Students will create a simple implementation of the Lee algorithm for grid-based pathfinding using a simulated robot.
The main objective is to introduce the idea of pathfinding and its importance, as well as to demonstrate a simple algorithm that can be used for pathfinding. After creating their own implementation of the algorithm, the students will also understand its limitations (inefficiency and high resource consumption) and will be able see why optimization and the use of heuristics and better algorithms are important in practical applications.

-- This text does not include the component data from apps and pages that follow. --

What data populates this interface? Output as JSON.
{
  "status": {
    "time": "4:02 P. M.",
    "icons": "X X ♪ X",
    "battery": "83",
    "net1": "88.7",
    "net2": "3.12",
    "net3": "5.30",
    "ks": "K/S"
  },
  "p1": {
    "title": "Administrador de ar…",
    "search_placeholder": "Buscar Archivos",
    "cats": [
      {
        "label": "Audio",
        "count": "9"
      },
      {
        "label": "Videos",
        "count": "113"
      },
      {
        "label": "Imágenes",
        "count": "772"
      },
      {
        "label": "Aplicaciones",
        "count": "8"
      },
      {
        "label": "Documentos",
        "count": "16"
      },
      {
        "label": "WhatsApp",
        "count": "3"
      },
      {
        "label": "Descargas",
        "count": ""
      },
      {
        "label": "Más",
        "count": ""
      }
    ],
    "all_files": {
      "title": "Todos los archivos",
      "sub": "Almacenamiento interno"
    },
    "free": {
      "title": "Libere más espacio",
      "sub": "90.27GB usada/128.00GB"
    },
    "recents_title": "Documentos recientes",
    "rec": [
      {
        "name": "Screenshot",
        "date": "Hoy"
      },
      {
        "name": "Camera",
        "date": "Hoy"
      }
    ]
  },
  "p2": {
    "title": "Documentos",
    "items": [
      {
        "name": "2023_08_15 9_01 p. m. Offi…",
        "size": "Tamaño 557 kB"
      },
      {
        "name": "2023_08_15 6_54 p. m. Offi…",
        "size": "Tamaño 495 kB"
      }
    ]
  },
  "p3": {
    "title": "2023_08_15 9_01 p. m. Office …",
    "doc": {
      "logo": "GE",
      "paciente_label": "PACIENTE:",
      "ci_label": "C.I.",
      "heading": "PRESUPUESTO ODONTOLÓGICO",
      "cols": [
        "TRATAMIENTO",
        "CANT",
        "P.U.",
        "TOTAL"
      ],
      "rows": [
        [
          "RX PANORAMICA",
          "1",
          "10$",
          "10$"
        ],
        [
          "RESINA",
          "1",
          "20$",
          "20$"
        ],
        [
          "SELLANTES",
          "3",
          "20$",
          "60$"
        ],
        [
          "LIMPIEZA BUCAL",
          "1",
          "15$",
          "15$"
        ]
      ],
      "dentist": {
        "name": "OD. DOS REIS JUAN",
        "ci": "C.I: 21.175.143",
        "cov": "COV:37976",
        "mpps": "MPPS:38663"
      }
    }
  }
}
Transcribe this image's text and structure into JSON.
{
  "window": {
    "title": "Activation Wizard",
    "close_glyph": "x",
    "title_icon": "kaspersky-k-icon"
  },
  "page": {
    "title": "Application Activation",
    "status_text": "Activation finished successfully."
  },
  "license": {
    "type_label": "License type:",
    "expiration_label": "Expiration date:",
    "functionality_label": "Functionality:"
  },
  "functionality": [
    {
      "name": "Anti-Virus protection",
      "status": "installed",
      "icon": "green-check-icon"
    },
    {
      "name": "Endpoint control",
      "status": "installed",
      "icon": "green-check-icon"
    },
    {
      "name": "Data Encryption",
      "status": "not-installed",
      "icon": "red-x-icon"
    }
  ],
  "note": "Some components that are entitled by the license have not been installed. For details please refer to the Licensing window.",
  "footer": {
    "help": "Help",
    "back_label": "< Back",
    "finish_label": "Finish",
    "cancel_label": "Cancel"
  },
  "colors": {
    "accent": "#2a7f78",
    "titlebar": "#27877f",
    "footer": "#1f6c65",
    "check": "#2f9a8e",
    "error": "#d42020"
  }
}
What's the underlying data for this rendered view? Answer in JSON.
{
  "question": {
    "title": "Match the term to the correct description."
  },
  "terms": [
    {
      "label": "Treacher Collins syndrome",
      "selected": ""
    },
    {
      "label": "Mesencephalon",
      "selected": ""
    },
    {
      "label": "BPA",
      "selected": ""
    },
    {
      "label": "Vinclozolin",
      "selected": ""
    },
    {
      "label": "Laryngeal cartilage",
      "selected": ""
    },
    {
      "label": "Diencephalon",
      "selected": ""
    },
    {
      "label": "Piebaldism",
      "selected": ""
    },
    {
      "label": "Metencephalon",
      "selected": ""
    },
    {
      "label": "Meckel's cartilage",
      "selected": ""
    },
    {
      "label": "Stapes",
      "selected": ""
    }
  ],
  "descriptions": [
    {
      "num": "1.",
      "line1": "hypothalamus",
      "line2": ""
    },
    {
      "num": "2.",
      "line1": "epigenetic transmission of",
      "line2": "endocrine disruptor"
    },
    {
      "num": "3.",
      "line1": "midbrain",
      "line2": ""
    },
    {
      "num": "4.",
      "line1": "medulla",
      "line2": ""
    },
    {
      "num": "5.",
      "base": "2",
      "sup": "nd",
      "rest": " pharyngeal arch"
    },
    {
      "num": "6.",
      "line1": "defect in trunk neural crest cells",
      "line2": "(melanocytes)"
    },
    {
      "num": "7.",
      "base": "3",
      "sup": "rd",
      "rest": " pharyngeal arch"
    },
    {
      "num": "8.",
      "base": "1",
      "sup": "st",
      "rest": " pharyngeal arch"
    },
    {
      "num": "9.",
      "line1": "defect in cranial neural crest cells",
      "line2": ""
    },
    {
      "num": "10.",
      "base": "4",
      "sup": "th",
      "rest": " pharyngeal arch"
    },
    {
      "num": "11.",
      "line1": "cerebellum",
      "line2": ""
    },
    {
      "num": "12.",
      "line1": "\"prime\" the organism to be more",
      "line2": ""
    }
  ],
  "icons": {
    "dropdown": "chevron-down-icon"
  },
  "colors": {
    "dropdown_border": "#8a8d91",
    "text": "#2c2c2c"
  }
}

Pathfinding, i.e. navigating an object around obstacles toward a goal, is a crucial concept in many fields ranging from robotics to game development. This exercise will combine these two applications by inviting students to program a simple pathfinding algorithm in a game-like simulated environment involving a virtual robot who has to find its way to a goal on a two-dimensional grid containing obstacles. Similar to sorting, there are many algorithms that can be used for pathfinding, some of which are a better fit for certain tasks. Unlike sorting, the end result in pathfinding is not always the same: some algorithms may produce sub-optimal solutions (e.g. more steps needed to reach the goal), but consume fewer resources. It is thus important to understand such trade-offs when choosing to use a particular algorithm. To solve this specific problem, students will use the Lee algorithm (also known as the wave algorithm): a simple maze routing solution that always produces the optimal result, but consumes a considerable amount of resources in doing so. After creating their implementation, students will be able to discuss the advantages and shortcomings of the Lee algorithm, which will help them understand the trade-offs that must be considered in practical implementations of pathfinding.